Литератор Писарев - Самуил Лурье 38 стр.


- Еще два года! Он не выдержит. Ведь я же только просила отпустить его со мной в деревню. Он сидел бы в своей комнате и работал, совершенно как здесь, нам больше ничего не нужно. Он же болен, а в этой крепости даже здоровые люди сходят с ума. Он жалуется на бессонницу, и что нечем дышать, и шумно как в аду.

- Шумно?

- Вы хотите сказать: там же тихо, как в склепе? И я тоже, приходя, пугаюсь именно тишины. А он говорит: как в аду. И улыбается, показывая вид, будто шутит. Но он не шутит, поверьте, я-то знаю.

"Тишина - для меня необходимый элемент: можно снести не совсем чистый воздух, даже отчасти вонь, можно затворить окна, проработать часа четыре и потом бежать на берег освежиться: но куда спрятаться от этой адской трескотни?.. Врагу только злому посоветую я ехать в эту гнусную щель - Булонь! Многие звали меня в Остенде, но там толпа знакомых - покоя не дадут! За что же и зачем такие препятствия, или зачем они не пришли раньше, когда я только принимался в Мариенбаде за труд: тогда у меня надежд не было и я был равнодушен! Хоть плакать, так в ту же пору! Боже мой: тишины, тишины, тишины пошли - и нет надежды - это ужасно!"
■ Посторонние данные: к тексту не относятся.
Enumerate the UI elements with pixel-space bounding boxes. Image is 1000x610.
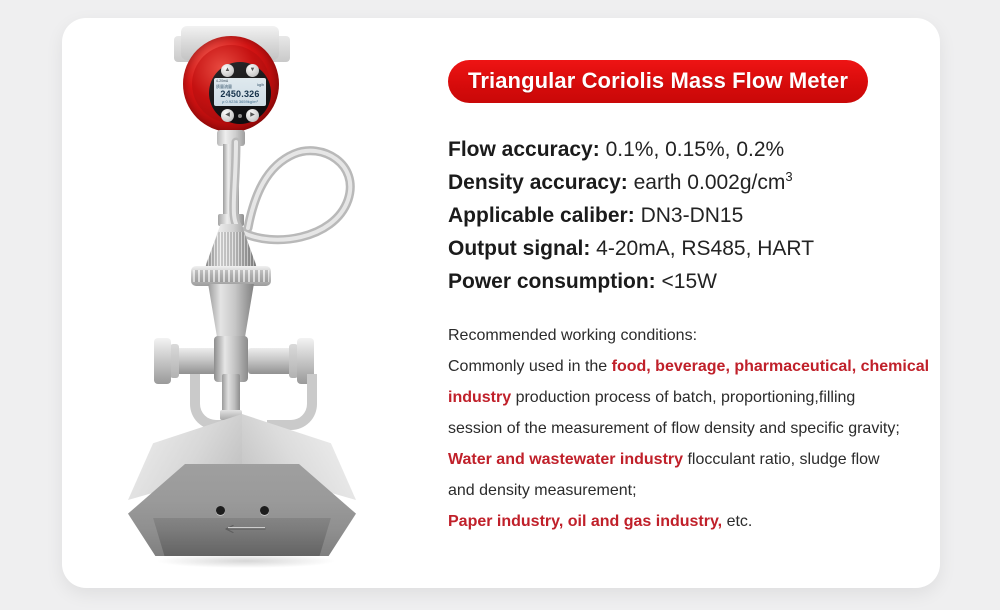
product-info-pane: Triangular Coriolis Mass Flow Meter Flow… [448, 60, 940, 580]
spec-label: Flow accuracy: [448, 138, 600, 161]
spec-value: 4-20mA, RS485, HART [596, 237, 814, 260]
spec-value-text: earth 0.002g/cm [634, 171, 786, 194]
description-highlight-industries: food, beverage, pharmaceutical, chemical [612, 358, 929, 375]
description-line-4: session of the measurement of flow densi… [448, 413, 940, 444]
screenshot-root: ▲ ▼ 4-20mA 质量流量 kg/h 2450.326 ρ 0.9236 3… [0, 0, 1000, 610]
sensor-bell [205, 284, 257, 340]
spec-row-applicable-caliber: Applicable caliber: DN3-DN15 [448, 199, 940, 232]
cone-ribs [205, 232, 257, 266]
description-text: flocculant ratio, sludge flow [683, 451, 880, 468]
inlet-flange-ring [170, 344, 179, 378]
spec-value: 0.1%, 0.15%, 0.2% [606, 138, 785, 161]
description-highlight-water-industry: Water and wastewater industry [448, 451, 683, 468]
product-image-pane: ▲ ▼ 4-20mA 质量流量 kg/h 2450.326 ρ 0.9236 3… [62, 18, 442, 588]
button-right-icon[interactable]: ▶ [246, 109, 259, 122]
description-text: etc. [722, 513, 752, 530]
lcd-status-text: 4-20mA [216, 79, 228, 83]
inlet-flange [154, 338, 171, 384]
spec-row-density-accuracy: Density accuracy: earth 0.002g/cm3 [448, 166, 940, 199]
button-left-icon[interactable]: ◀ [221, 109, 234, 122]
housing-bolt-left [216, 506, 225, 515]
transmitter-head: ▲ ▼ 4-20mA 质量流量 kg/h 2450.326 ρ 0.9236 3… [183, 36, 279, 132]
spec-row-flow-accuracy: Flow accuracy: 0.1%, 0.15%, 0.2% [448, 133, 940, 166]
product-title-badge: Triangular Coriolis Mass Flow Meter [448, 60, 868, 103]
spec-value-superscript: 3 [785, 169, 792, 184]
description-line-6: and density measurement; [448, 475, 940, 506]
description-heading: Recommended working conditions: [448, 320, 940, 351]
triangular-sensor-housing [128, 414, 356, 556]
description-highlight-paper-oil-gas: Paper industry, oil and gas industry, [448, 513, 722, 530]
neck-tube [223, 144, 239, 220]
product-ground-shadow [158, 554, 334, 568]
lcd-primary-reading: 2450.326 [214, 89, 266, 99]
spec-label: Power consumption: [448, 270, 656, 293]
description-line-5: Water and wastewater industry flocculant… [448, 444, 940, 475]
spec-value: DN3-DN15 [641, 204, 744, 227]
center-stub [222, 374, 240, 414]
lcd-display: 4-20mA 质量流量 kg/h 2450.326 ρ 0.9236 3659k… [214, 78, 266, 106]
specification-list: Flow accuracy: 0.1%, 0.15%, 0.2% Density… [448, 133, 940, 298]
button-down-icon[interactable]: ▼ [246, 64, 259, 77]
coriolis-flow-meter-illustration: ▲ ▼ 4-20mA 质量流量 kg/h 2450.326 ρ 0.9236 3… [62, 18, 442, 588]
transmitter-bezel: ▲ ▼ 4-20mA 质量流量 kg/h 2450.326 ρ 0.9236 3… [192, 45, 270, 123]
flow-direction-arrow-icon [218, 524, 266, 534]
spec-label: Output signal: [448, 237, 590, 260]
spec-label: Density accuracy: [448, 171, 628, 194]
housing-bolt-right [260, 506, 269, 515]
lcd-secondary-reading: ρ 0.9236 3659kg/m³ [214, 99, 266, 104]
spec-label: Applicable caliber: [448, 204, 635, 227]
spec-row-output-signal: Output signal: 4-20mA, RS485, HART [448, 232, 940, 265]
spec-value: earth 0.002g/cm3 [634, 171, 793, 194]
description-line-2: Commonly used in the food, beverage, pha… [448, 351, 940, 382]
status-led [238, 114, 242, 118]
description-block: Recommended working conditions: Commonly… [448, 320, 940, 537]
description-highlight-industry: industry [448, 389, 511, 406]
description-text: production process of batch, proportioni… [511, 389, 855, 406]
spec-value: <15W [662, 270, 717, 293]
collar-knurling [193, 270, 269, 282]
button-up-icon[interactable]: ▲ [221, 64, 234, 77]
description-line-3: industry production process of batch, pr… [448, 382, 940, 413]
spec-row-power-consumption: Power consumption: <15W [448, 265, 940, 298]
transmitter-faceplate: ▲ ▼ 4-20mA 质量流量 kg/h 2450.326 ρ 0.9236 3… [209, 62, 271, 124]
description-line-7: Paper industry, oil and gas industry, et… [448, 506, 940, 537]
description-text: Commonly used in the [448, 358, 612, 375]
lcd-unit-label: kg/h [257, 83, 264, 87]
Так стенал Иван Александрович Гончаров в письме к своей молодой приятельнице и поклоннице Софье Никитенко - дочери известного нам литератора, академика, бывшего профессора (и цензора! - следовало бы добавить; но видите ли: письмо, что перед нами, отправлено с побережья Атлантического океана к берегам реки Славянки и датировано двадцать восьмым июля. Лето! Половина членов Совета по делам книгопечатания, которому предстоит первого сентября преобразиться в Совет Главного управления по делам печати, наслаждается заслуженным - и оплаченным - отпуском. Что ждет того или иного из них по возвращении в Петербург - прибавка или отставка, - неизвестно; министр поговаривает о том, что новая система требует не литераторов, а юристов, и вообще молодое вино лучше бы разливать в новые мехи. Только в конце августа должно было решиться, кто из писателей останется деятелем цензуры; троих многовато, - считал Валуев; но пока что ни Гончаров, ни Тютчев, ни Никитенко об этом вроде бы не подозревали).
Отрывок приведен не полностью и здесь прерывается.